Senegal amends its Constitution to ban same-sex marriage

Read more at Erasing 76 Crimes.

By 129 votes in favor and 0 against, the National Assembly of Senegal amended the Constitution, on Monday, June 29, to define marriage exclusively as “the union between a man and a woman”.

The Senegalese Constitution previously had been rather vague on the subject, although same-sex intimacy has been criminalized in Senegal since 1965. The country is in the midst of an anti-gay crackdown that has produced 100s of arrests.  In March, the penalty for same-sex intercourse was doubled, to a maximum prison sentence to 10 years, and gay rights advocacy was banned.

Passage of the constitutional amendment is related to the anti-LGBT crackdown, according to a Senegalese political observer.

Dakar-based Sadio (a pseudonym), told Erasing 76 Crimes “there is little doubt that [the ruling PASTEF party] is placing great emphasis on this aspect of constitutional change in order to reassure the Senegalese people that it will pursue an anti-LGBT agenda, following the tightening of the Criminal Code in the spring so ‘unnatural acts’ are now punishable by 5 to 10 years’ imprisonment and a fine of 10 million CFA francs (about 15,000 euros or US $17,460)”.

In addition, Sadio says, the amendment “helps to rally the ranks within the ruling party following the rifts that led to the dismissal of former Prime Minister Ousmane Sonko”.

The constitutional amendment was inspired by an  opinion piece published on March 8 in the state-owned daily newspaper Le Soleil entitled “A scientific approach to the eradication of homosexuality in Senegal”.

Before the amendment, Article 17 of the Senegalese Constitution defined marriage as follows: “Marriage and the family constitute the natural and moral foundation of human society, and are placed under the protection of the State”.

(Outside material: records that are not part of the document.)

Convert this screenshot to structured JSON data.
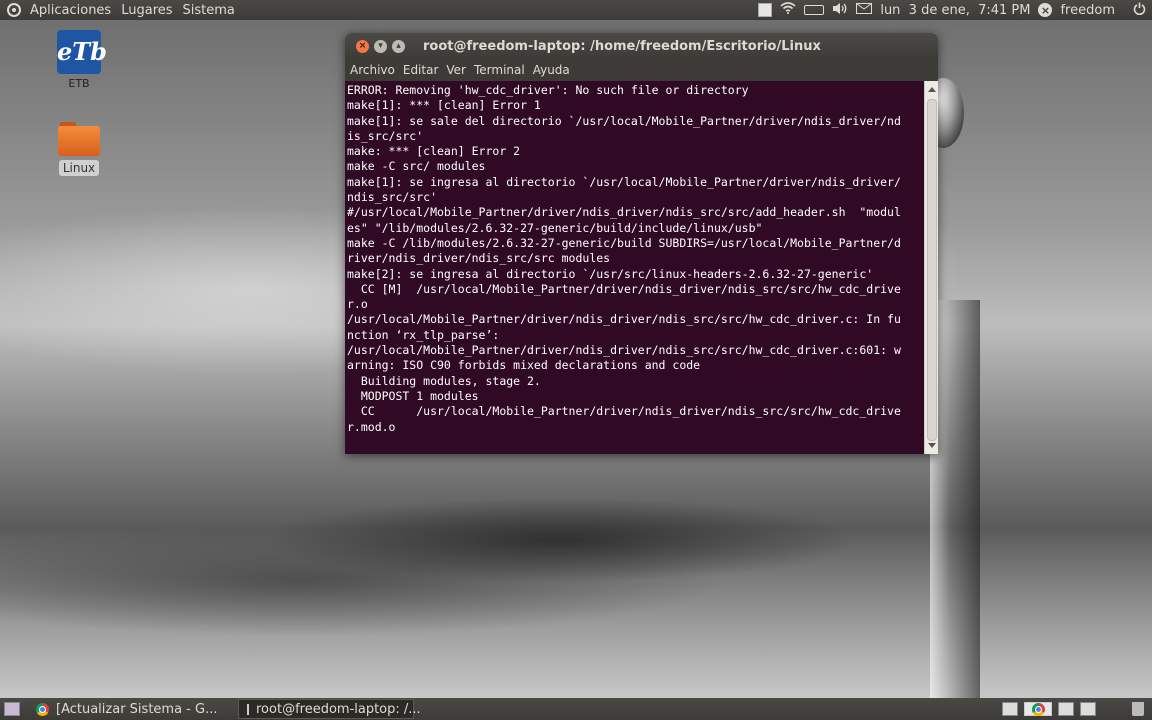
{
  "top_panel": {
    "menus": [
      "Aplicaciones",
      "Lugares",
      "Sistema"
    ],
    "clock": "lun  3 de ene,  7:41 PM",
    "user": "freedom",
    "power_icon": "power-icon"
  },
  "desktop": {
    "icons": [
      {
        "label": "ETB",
        "logo_text": "eTb"
      },
      {
        "label": "Linux"
      }
    ]
  },
  "terminal": {
    "title": "root@freedom-laptop: /home/freedom/Escritorio/Linux",
    "menus": [
      "Archivo",
      "Editar",
      "Ver",
      "Terminal",
      "Ayuda"
    ],
    "lines": [
      "ERROR: Removing 'hw_cdc_driver': No such file or directory",
      "make[1]: *** [clean] Error 1",
      "make[1]: se sale del directorio `/usr/local/Mobile_Partner/driver/ndis_driver/nd",
      "is_src/src'",
      "make: *** [clean] Error 2",
      "make -C src/ modules",
      "make[1]: se ingresa al directorio `/usr/local/Mobile_Partner/driver/ndis_driver/",
      "ndis_src/src'",
      "#/usr/local/Mobile_Partner/driver/ndis_driver/ndis_src/src/add_header.sh  \"modul",
      "es\" \"/lib/modules/2.6.32-27-generic/build/include/linux/usb\"",
      "make -C /lib/modules/2.6.32-27-generic/build SUBDIRS=/usr/local/Mobile_Partner/d",
      "river/ndis_driver/ndis_src/src modules",
      "make[2]: se ingresa al directorio `/usr/src/linux-headers-2.6.32-27-generic'",
      "  CC [M]  /usr/local/Mobile_Partner/driver/ndis_driver/ndis_src/src/hw_cdc_drive",
      "r.o",
      "/usr/local/Mobile_Partner/driver/ndis_driver/ndis_src/src/hw_cdc_driver.c: In fu",
      "nction ‘rx_tlp_parse’:",
      "/usr/local/Mobile_Partner/driver/ndis_driver/ndis_src/src/hw_cdc_driver.c:601: w",
      "arning: ISO C90 forbids mixed declarations and code",
      "  Building modules, stage 2.",
      "  MODPOST 1 modules",
      "  CC      /usr/local/Mobile_Partner/driver/ndis_driver/ndis_src/src/hw_cdc_drive",
      "r.mod.o"
    ]
  },
  "taskbar": {
    "tasks": [
      {
        "label": "[Actualizar Sistema - G...",
        "icon": "chrome-icon"
      },
      {
        "label": "root@freedom-laptop: /...",
        "icon": "terminal-icon"
      }
    ]
  }
}
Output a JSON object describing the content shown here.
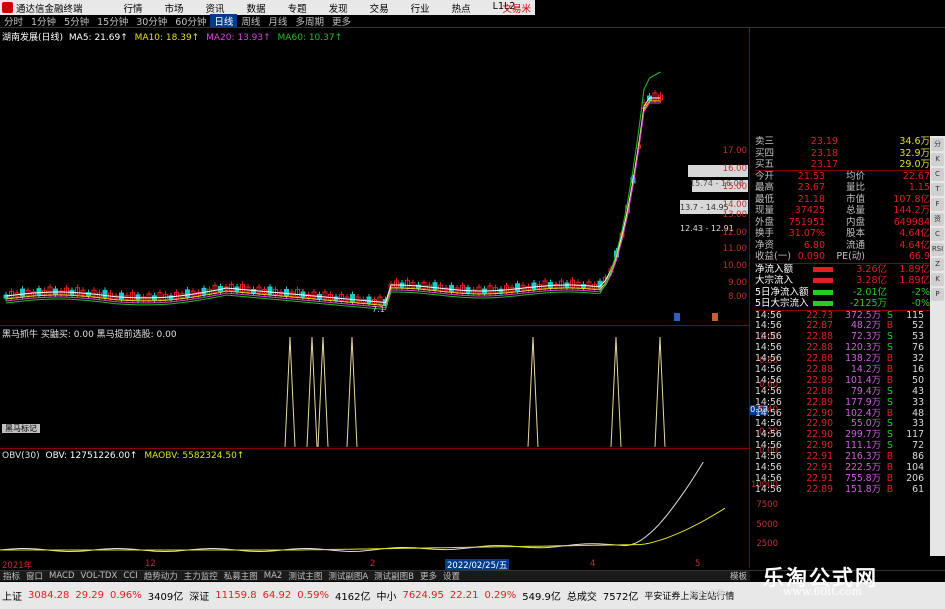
{
  "app": {
    "title": "通达信金融终端",
    "brand": "文易米"
  },
  "menu": [
    "行情",
    "市场",
    "资讯",
    "数据",
    "专题",
    "发现",
    "交易",
    "行业",
    "热点",
    "L1L2"
  ],
  "periods": {
    "items": [
      "分时",
      "1分钟",
      "5分钟",
      "15分钟",
      "30分钟",
      "60分钟",
      "日线",
      "周线",
      "月线",
      "多周期",
      "更多"
    ],
    "selected": "日线"
  },
  "stock": {
    "name": "湖南发展(日线)"
  },
  "ma": {
    "ma5": "MA5: 21.69↑",
    "ma10": "MA10: 18.39↑",
    "ma20": "MA20: 13.93↑",
    "ma60": "MA60: 10.37↑"
  },
  "price_axis": [
    "17.00",
    "16.00",
    "15.00",
    "14.00",
    "13.00",
    "12.00",
    "11.00",
    "10.00",
    "9.00",
    "8.00"
  ],
  "annotations": {
    "a1": "15.74 - 16.08",
    "a2": "13.7 - 14.95",
    "a3": "12.43 - 12.91",
    "low": "7.1"
  },
  "indicator1": {
    "legend": "黑马抓牛 买鼬买: 0.00 黑马提前选股: 0.00",
    "value_badge": "0.53",
    "axis": [
      "1.00",
      "0.80",
      "0.60",
      "0.40",
      "0.20",
      "0.00"
    ],
    "button": "黑马标记"
  },
  "indicator2": {
    "name": "OBV(30)",
    "obv": "OBV: 12751226.00↑",
    "maobv": "MAOBV: 5582324.50↑",
    "axis": [
      "10000",
      "7500",
      "5000",
      "2500"
    ]
  },
  "time_axis": [
    "2021年",
    "12",
    "2",
    "3",
    "4",
    "5"
  ],
  "time_highlight": "2022/02/25/五",
  "quote": {
    "ask_rows": [
      {
        "label": "卖三",
        "price": "23.19",
        "vol": "34.6万"
      },
      {
        "label": "买四",
        "price": "23.18",
        "vol": "32.9万"
      },
      {
        "label": "买五",
        "price": "23.17",
        "vol": "29.0万"
      }
    ],
    "stats": [
      {
        "l1": "今开",
        "v1": "21.53",
        "l2": "均价",
        "v2": "22.67"
      },
      {
        "l1": "最高",
        "v1": "23.67",
        "l2": "量比",
        "v2": "1.15"
      },
      {
        "l1": "最低",
        "v1": "21.18",
        "l2": "市值",
        "v2": "107.8亿"
      },
      {
        "l1": "现量",
        "v1": "37425",
        "l2": "总量",
        "v2": "144.2万"
      },
      {
        "l1": "外盘",
        "v1": "751951",
        "l2": "内盘",
        "v2": "649984"
      },
      {
        "l1": "换手",
        "v1": "31.07%",
        "l2": "股本",
        "v2": "4.64亿"
      },
      {
        "l1": "净资",
        "v1": "6.80",
        "l2": "流通",
        "v2": "4.64亿"
      },
      {
        "l1": "收益(一)",
        "v1": "0.090",
        "l2": "PE(动)",
        "v2": "66.9"
      }
    ],
    "flows": [
      {
        "label": "净流入额",
        "v1": "3.26亿",
        "v2": "1.89亿"
      },
      {
        "label": "大宗流入",
        "v1": "3.28亿",
        "v2": "1.89亿"
      },
      {
        "label": "5日净流入额",
        "v1": "-2.01亿",
        "v2": "-2%"
      },
      {
        "label": "5日大宗流入",
        "v1": "-2125万",
        "v2": "-0%"
      }
    ],
    "trades": [
      {
        "t": "14:56",
        "p": "22.73",
        "v": "372.5万",
        "d": "S",
        "n": "115"
      },
      {
        "t": "14:56",
        "p": "22.87",
        "v": "48.2万",
        "d": "B",
        "n": "52"
      },
      {
        "t": "14:56",
        "p": "22.88",
        "v": "72.3万",
        "d": "S",
        "n": "53"
      },
      {
        "t": "14:56",
        "p": "22.88",
        "v": "120.3万",
        "d": "S",
        "n": "76"
      },
      {
        "t": "14:56",
        "p": "22.88",
        "v": "138.2万",
        "d": "B",
        "n": "32"
      },
      {
        "t": "14:56",
        "p": "22.88",
        "v": "14.2万",
        "d": "B",
        "n": "16"
      },
      {
        "t": "14:56",
        "p": "22.89",
        "v": "101.4万",
        "d": "B",
        "n": "50"
      },
      {
        "t": "14:56",
        "p": "22.88",
        "v": "79.4万",
        "d": "S",
        "n": "43"
      },
      {
        "t": "14:56",
        "p": "22.89",
        "v": "177.9万",
        "d": "S",
        "n": "33"
      },
      {
        "t": "14:56",
        "p": "22.90",
        "v": "102.4万",
        "d": "B",
        "n": "48"
      },
      {
        "t": "14:56",
        "p": "22.90",
        "v": "55.0万",
        "d": "S",
        "n": "33"
      },
      {
        "t": "14:56",
        "p": "22.90",
        "v": "299.7万",
        "d": "S",
        "n": "117"
      },
      {
        "t": "14:56",
        "p": "22.90",
        "v": "111.1万",
        "d": "S",
        "n": "72"
      },
      {
        "t": "14:56",
        "p": "22.91",
        "v": "216.3万",
        "d": "B",
        "n": "86"
      },
      {
        "t": "14:56",
        "p": "22.91",
        "v": "222.5万",
        "d": "B",
        "n": "104"
      },
      {
        "t": "14:56",
        "p": "22.91",
        "v": "755.8万",
        "d": "B",
        "n": "206"
      },
      {
        "t": "14:56",
        "p": "22.89",
        "v": "151.8万",
        "d": "B",
        "n": "61"
      }
    ]
  },
  "tabs": {
    "items": [
      "指标",
      "窗口",
      "MACD",
      "VOL-TDX",
      "CCI",
      "趋势动力",
      "主力监控",
      "私募主图",
      "MA2",
      "测试主图",
      "测试副图A",
      "测试副图B",
      "更多",
      "设置"
    ],
    "green_items": [
      "综合资讯",
      "行业资讯",
      "互动问答",
      "省用户福利专享"
    ],
    "left_items": [
      "扩展A",
      "关联报价",
      "资金分布"
    ],
    "right": "模板"
  },
  "status": {
    "sh": {
      "label": "上证",
      "val": "3084.28",
      "chg": "29.29",
      "pct": "0.96%",
      "amt": "3409亿"
    },
    "sz": {
      "label": "深证",
      "val": "11159.8",
      "chg": "64.92",
      "pct": "0.59%",
      "amt": "4162亿"
    },
    "zx": {
      "label": "中小",
      "val": "7624.95",
      "chg": "22.21",
      "pct": "0.29%",
      "amt": "549.9亿"
    },
    "total_label": "总成交",
    "total": "7572亿",
    "server": "平安证券上海主站行情",
    "help": "按F10看"
  },
  "watermark": {
    "big": "乐淘公式网",
    "url": "www.60lt.com"
  },
  "right_strip": [
    "分",
    "K",
    "C",
    "T",
    "F",
    "资",
    "C",
    "RSI",
    "Z",
    "K",
    "P"
  ],
  "colors": {
    "up": "#e02020",
    "down": "#20d020",
    "ma5": "#ffffff",
    "ma10": "#e0e020",
    "ma20": "#e040e0",
    "ma60": "#20c020"
  }
}
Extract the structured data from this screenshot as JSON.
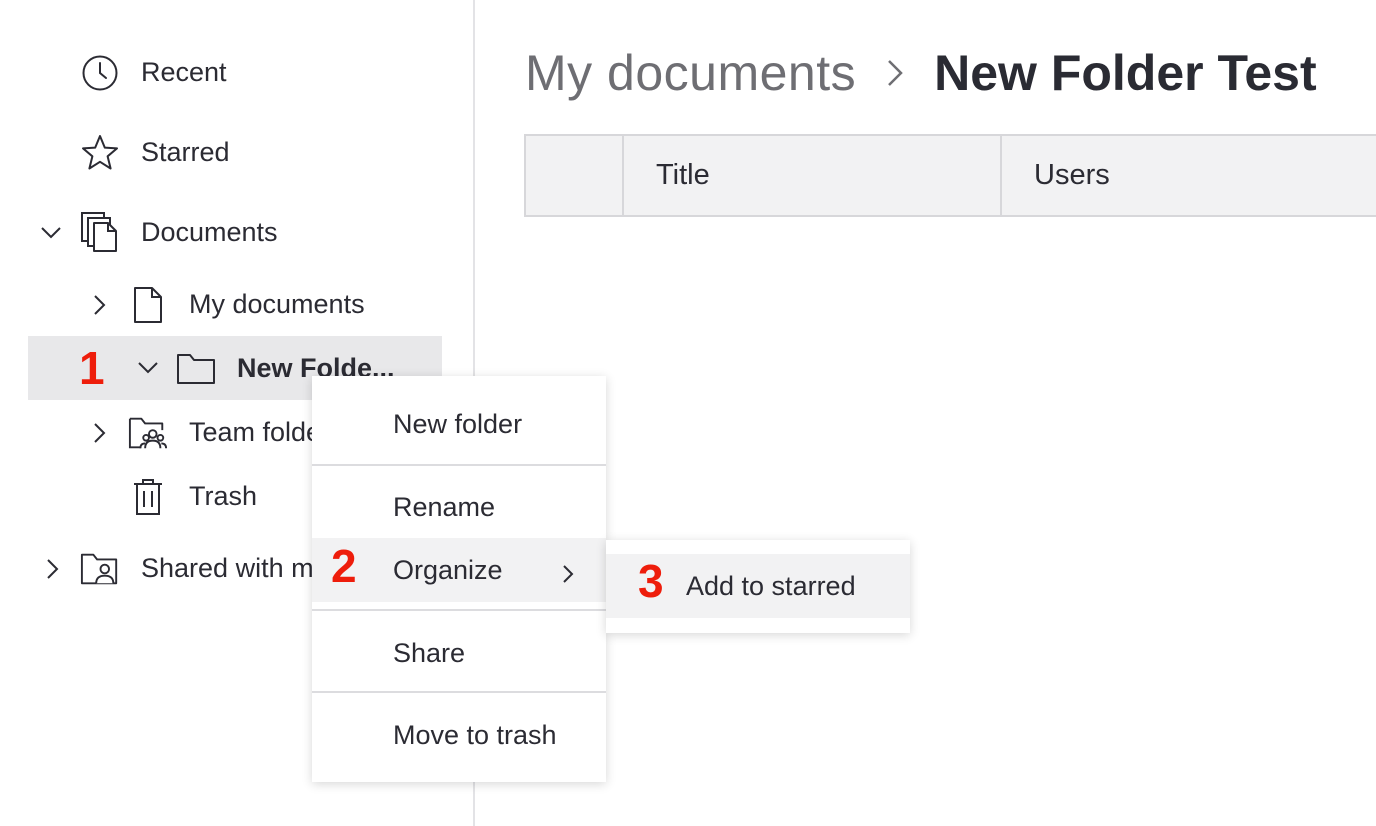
{
  "sidebar": {
    "items": [
      {
        "label": "Recent",
        "icon": "clock-icon"
      },
      {
        "label": "Starred",
        "icon": "star-icon"
      },
      {
        "label": "Documents",
        "icon": "documents-icon"
      },
      {
        "label": "My documents",
        "icon": "file-icon"
      },
      {
        "label": "New Folde...",
        "icon": "folder-icon"
      },
      {
        "label": "Team folders",
        "icon": "team-folder-icon"
      },
      {
        "label": "Trash",
        "icon": "trash-icon"
      },
      {
        "label": "Shared with me",
        "icon": "shared-folder-icon"
      }
    ]
  },
  "breadcrumb": {
    "parent": "My documents",
    "current": "New Folder Test"
  },
  "table": {
    "columns": [
      "",
      "Title",
      "Users"
    ]
  },
  "context_menu": {
    "items": [
      "New folder",
      "Rename",
      "Organize",
      "Share",
      "Move to trash"
    ]
  },
  "submenu": {
    "items": [
      "Add to starred"
    ]
  },
  "step_markers": [
    "1",
    "2",
    "3"
  ],
  "colors": {
    "accent_marker": "#ee1d0b",
    "selected_row": "#e8e8ea",
    "text": "#2b2b33"
  }
}
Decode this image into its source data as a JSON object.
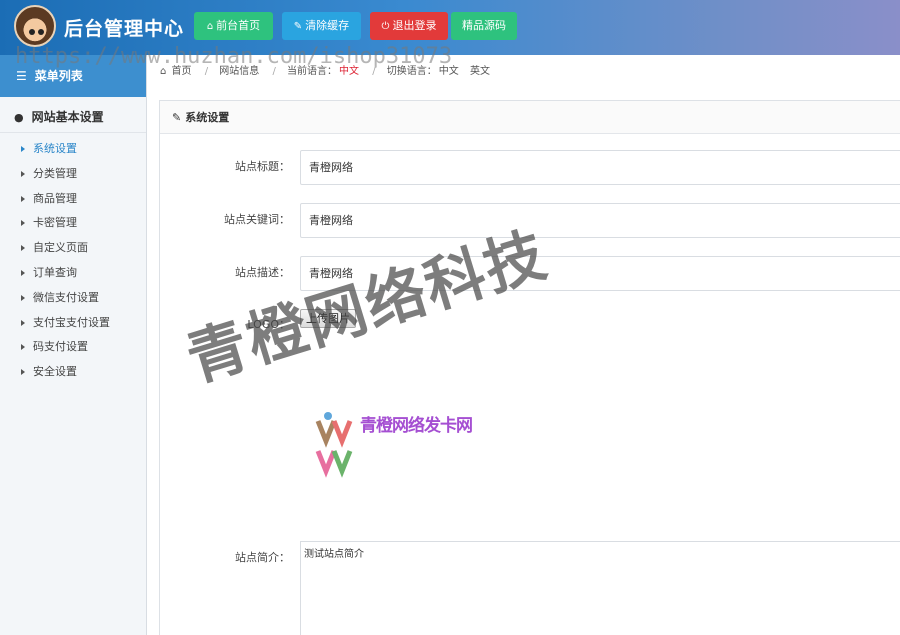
{
  "header": {
    "brand": "后台管理中心",
    "buttons": [
      {
        "label": "前台首页",
        "icon": "home-icon"
      },
      {
        "label": "清除缓存",
        "icon": "wrench-icon"
      },
      {
        "label": "退出登录",
        "icon": "power-icon"
      },
      {
        "label": "精品源码",
        "icon": ""
      }
    ],
    "colors": {
      "home": "#2ec27e",
      "cache": "#2aa4e0",
      "logout": "#e23a3a",
      "source": "#2ec27e"
    }
  },
  "watermark_url": "https://www.huzhan.com/ishop31073",
  "watermark_text": "青橙网络科技",
  "sidebar": {
    "title": "菜单列表",
    "group": "网站基本设置",
    "items": [
      {
        "label": "系统设置",
        "active": true
      },
      {
        "label": "分类管理"
      },
      {
        "label": "商品管理"
      },
      {
        "label": "卡密管理"
      },
      {
        "label": "自定义页面"
      },
      {
        "label": "订单查询"
      },
      {
        "label": "微信支付设置"
      },
      {
        "label": "支付宝支付设置"
      },
      {
        "label": "码支付设置"
      },
      {
        "label": "安全设置"
      }
    ]
  },
  "breadcrumb": {
    "home": "首页",
    "site_info": "网站信息",
    "current_lang_label": "当前语言：",
    "current_lang": "中文",
    "switch_label": "切换语言：",
    "lang_zh": "中文",
    "lang_en": "英文"
  },
  "panel": {
    "title": "系统设置",
    "fields": {
      "site_title": {
        "label": "站点标题：",
        "value": "青橙网络"
      },
      "site_keywords": {
        "label": "站点关键词：",
        "value": "青橙网络"
      },
      "site_description": {
        "label": "站点描述：",
        "value": "青橙网络"
      },
      "logo": {
        "label": "LOGO：",
        "button": "上传图片"
      },
      "site_intro": {
        "label": "站点简介：",
        "value": "测试站点简介"
      }
    },
    "logo_text": "青橙网络发卡网"
  }
}
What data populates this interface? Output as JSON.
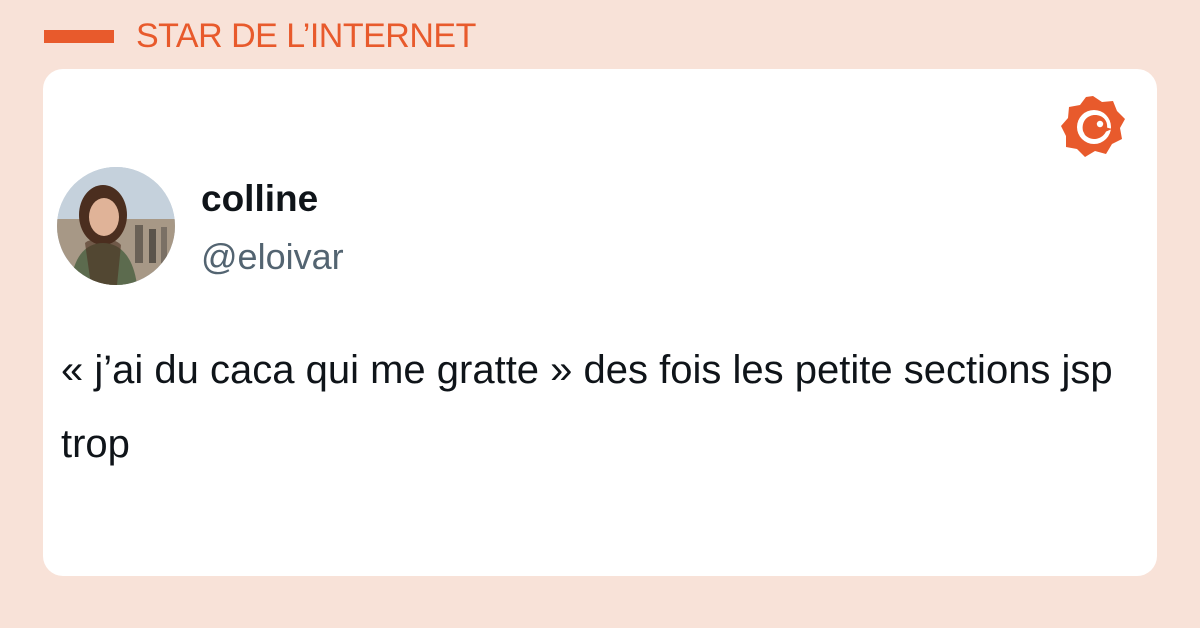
{
  "header": {
    "category_label": "STAR DE L’INTERNET",
    "accent_color": "#e85a2c"
  },
  "brand": {
    "logo_icon": "chick-in-gear-logo"
  },
  "tweet": {
    "author_name": "colline",
    "author_handle": "@eloivar",
    "avatar_icon": "profile-photo",
    "text": "« j’ai du caca qui me gratte » des fois les petite sections jsp trop"
  }
}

This addendum has now been included: “Marriage is the union between a man and a woman”.

The amendment provides no definition of what constitutes a man or a woman in biological, chromosomal or anatomical terms. Nevertheless, it establishes a binary system that effectively marginalises intersex people in Senegal.

Following the recent criminalisation of homosexuality in Niger, this marks a further setback for LGBT+ rights in French-speaking Africa.